Virtually all of the 43 companies surveyed on behalf of GMA said they are enhancing nutritional choices, while 86 percent of 42 companies said they have introduced or reformulated products and sizes. GMA said its survey sample represented about $250 billion in annual U.S. sales, or approximately half of the U.S. food and beverage
Respondents to GMA's survey said they have introduced nutritional improvements in a total of about 4,500 products and sizes since 2002. These average about 30 percent of food and beverage SKUs in the average supermarket. The major changes include saturated fat and trans fat, which have been reduced or eliminated in about 3,000 products and sizes; calorie reduction in 969 products and sizes; sugar and carbohydrate reduction in 903 products and sizes; and vitamin and mineral fortification in 533 products and sizes. Sodium has been reduced in about 376 products and sizes.

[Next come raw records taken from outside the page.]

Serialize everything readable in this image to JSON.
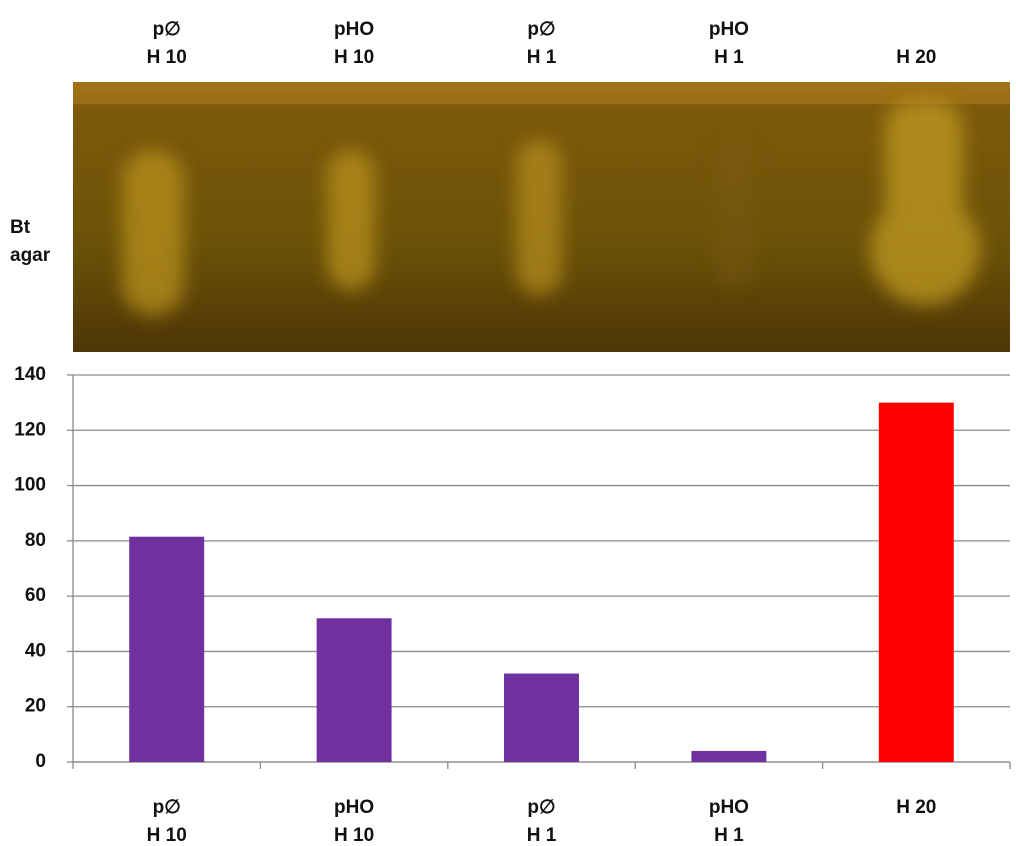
{
  "chart_data": {
    "type": "bar",
    "image_label": [
      "Bt",
      "agar"
    ],
    "categories": [
      [
        "p∅",
        "H 10"
      ],
      [
        "pHO",
        "H 10"
      ],
      [
        "p∅",
        "H 1"
      ],
      [
        "pHO",
        "H 1"
      ],
      [
        "H 20"
      ]
    ],
    "values": [
      81.5,
      52,
      32,
      4,
      130
    ],
    "colors": [
      "#7030a0",
      "#7030a0",
      "#7030a0",
      "#7030a0",
      "#ff0000"
    ],
    "ylim": [
      0,
      140
    ],
    "yticks": [
      0,
      20,
      40,
      60,
      80,
      100,
      120,
      140
    ],
    "grid": true
  }
}
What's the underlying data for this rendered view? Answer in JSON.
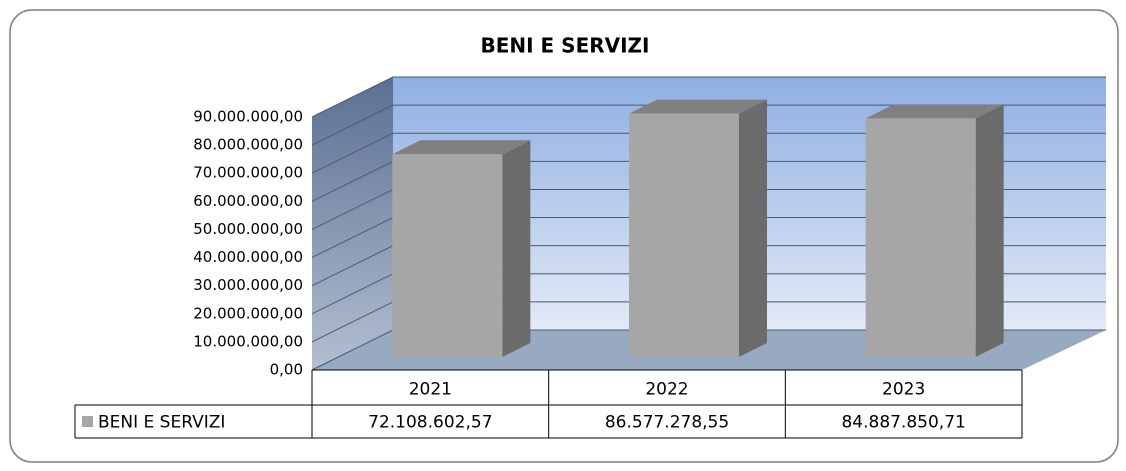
{
  "chart_data": {
    "type": "bar3d",
    "title": "BENI E SERVIZI",
    "categories": [
      "2021",
      "2022",
      "2023"
    ],
    "series": [
      {
        "name": "BENI E SERVIZI",
        "color": "#a6a6a6",
        "values": [
          72108602.57,
          86577278.55,
          84887850.71
        ],
        "value_labels": [
          "72.108.602,57",
          "86.577.278,55",
          "84.887.850,71"
        ]
      }
    ],
    "ylim": [
      0,
      90000000
    ],
    "yticks": [
      {
        "value": 0,
        "label": "0,00"
      },
      {
        "value": 10000000,
        "label": "10.000.000,00"
      },
      {
        "value": 20000000,
        "label": "20.000.000,00"
      },
      {
        "value": 30000000,
        "label": "30.000.000,00"
      },
      {
        "value": 40000000,
        "label": "40.000.000,00"
      },
      {
        "value": 50000000,
        "label": "50.000.000,00"
      },
      {
        "value": 60000000,
        "label": "60.000.000,00"
      },
      {
        "value": 70000000,
        "label": "70.000.000,00"
      },
      {
        "value": 80000000,
        "label": "80.000.000,00"
      },
      {
        "value": 90000000,
        "label": "90.000.000,00"
      }
    ],
    "grid": true,
    "legend": "data-table"
  }
}
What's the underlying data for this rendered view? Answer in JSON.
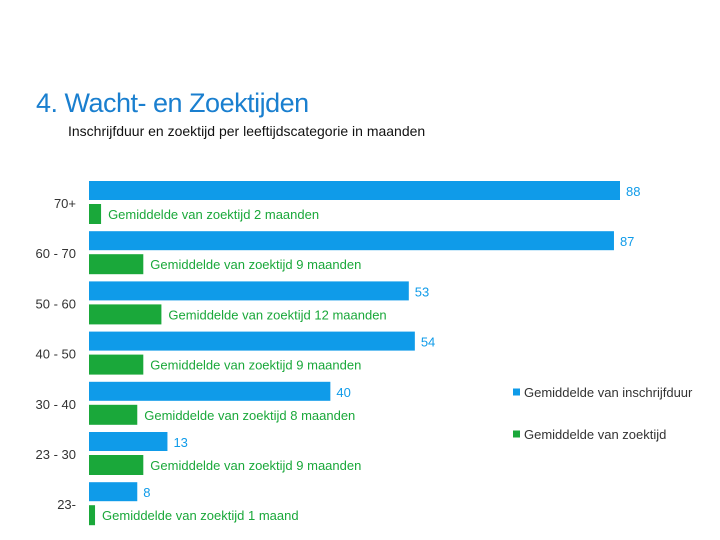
{
  "title": "4. Wacht- en Zoektijden",
  "subtitle": "Inschrijfduur en zoektijd per leeftijdscategorie in maanden",
  "chart_data": {
    "type": "bar",
    "orientation": "horizontal",
    "categories": [
      "70+",
      "60 - 70",
      "50 - 60",
      "40 - 50",
      "30 - 40",
      "23 - 30",
      "23-"
    ],
    "series": [
      {
        "name": "Gemiddelde van inschrijfduur",
        "color": "#0f9be9",
        "values": [
          88,
          87,
          53,
          54,
          40,
          13,
          8
        ]
      },
      {
        "name": "Gemiddelde van zoektijd",
        "color": "#1aa83a",
        "values": [
          2,
          9,
          12,
          9,
          8,
          9,
          1
        ]
      }
    ],
    "zoektijd_labels": [
      "Gemiddelde van zoektijd 2 maanden",
      "Gemiddelde van zoektijd 9 maanden",
      "Gemiddelde van zoektijd 12 maanden",
      "Gemiddelde van zoektijd 9 maanden",
      "Gemiddelde van zoektijd 8 maanden",
      "Gemiddelde van zoektijd 9 maanden",
      "Gemiddelde van zoektijd 1 maand"
    ],
    "legend_position": "right",
    "xlim": [
      0,
      90
    ],
    "grid": false
  }
}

Suppliers are also reducing portion sizes of many products. About half of those surveyed have changed multi-serve packaging or are in the process, while 55 percent have changed single-serve packaging or are in the process. Fifty-six percent have created sizes for kids or are planning to.
The majority of companies surveyed are marketing or planning to market their improved products to get the message out to consumers. Ninety percent of them are conducting and planning healthy lifestyle promotions; 81 percent are putting together customer health promotions in communities; and 74 percent are partnering with public health organizations.
Meanwhile, suppliers are getting the message across on their labels. Eighty-three percent of them have already enhanced label information on a total of 2,749 products.
Finally, look out for MyPyramid promotions. Seventy-three percent of companies surveyed said they're planning to use the government's recently revised healthy eating tool to promote a healthy lifestyle message.